= Red Dots Campaign =

The Red Dots Campaign is an effort by astronomers to search for exoplanets around nearby red dwarf stars. The project launched in 2017, following the Pale Red Dot campaign which discovered Proxima Centauri b. The Arecibo Observatory, the National Science Foundation and the Planetary Habitability Laboratory of the University of Puerto Rico are the main participating institutions. The initial targets were Proxima Centauri, Barnard's Star, and Ross 154; Barnard's Star, the second-closest star system to the Solar System, has long been the subject of intense interest.

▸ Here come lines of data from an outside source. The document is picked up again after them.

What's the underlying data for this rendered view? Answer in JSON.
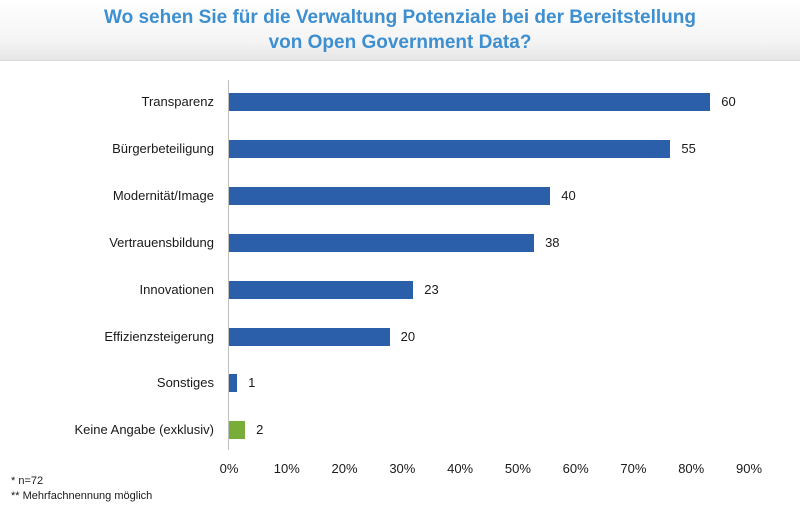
{
  "chart_data": {
    "type": "bar",
    "orientation": "horizontal",
    "title_lines": [
      "Wo sehen Sie für die Verwaltung Potenziale bei der Bereitstellung",
      "von Open Government Data?"
    ],
    "categories": [
      "Transparenz",
      "Bürgerbeteiligung",
      "Modernität/Image",
      "Vertrauensbildung",
      "Innovationen",
      "Effizienzsteigerung",
      "Sonstiges",
      "Keine Angabe (exklusiv)"
    ],
    "values": [
      60,
      55,
      40,
      38,
      23,
      20,
      1,
      2
    ],
    "percent_values": [
      83.3,
      76.4,
      55.6,
      52.8,
      31.9,
      27.8,
      1.4,
      2.8
    ],
    "value_labels": [
      "60",
      "55",
      "40",
      "38",
      "23",
      "20",
      "1",
      "2"
    ],
    "bar_colors": [
      "#2b5faa",
      "#2b5faa",
      "#2b5faa",
      "#2b5faa",
      "#2b5faa",
      "#2b5faa",
      "#2b5faa",
      "#79ad3a"
    ],
    "xlim": [
      0,
      90
    ],
    "x_ticks": [
      "0%",
      "10%",
      "20%",
      "30%",
      "40%",
      "50%",
      "60%",
      "70%",
      "80%",
      "90%"
    ],
    "xlabel": "",
    "ylabel": "",
    "grid": false
  },
  "footnotes": [
    "* n=72",
    "** Mehrfachnennung möglich"
  ]
}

Barnard's Star is among the most studied red dwarfs because of its proximity and favorable location for observation near the celestial equator. It has the highest proper motion of any known star relative to the Sun. The possibility of planets was first proposed by Peter van de Kamp, rejected after peer review, and then revived since the advent of new planet-hunting techniques. Doppler monitoring has been the most recent tactic deployed with the nearby star. The Red Dots campaign detected a candidate super-Earth around this star in 2018, but this was rejected by subsequent studies. Instead, a system of four small planets has since been confirmed.

Other results of the Red Dots campaign include the discovery of multi-planetary systems around GJ 1061 and Gliese 887, both including planets in the habitable zone. Red Dots observations were used to place limits on additional (undetected) planets around Gliese 832, Gliese 674, and Ross 128, each previously known to host a single planet.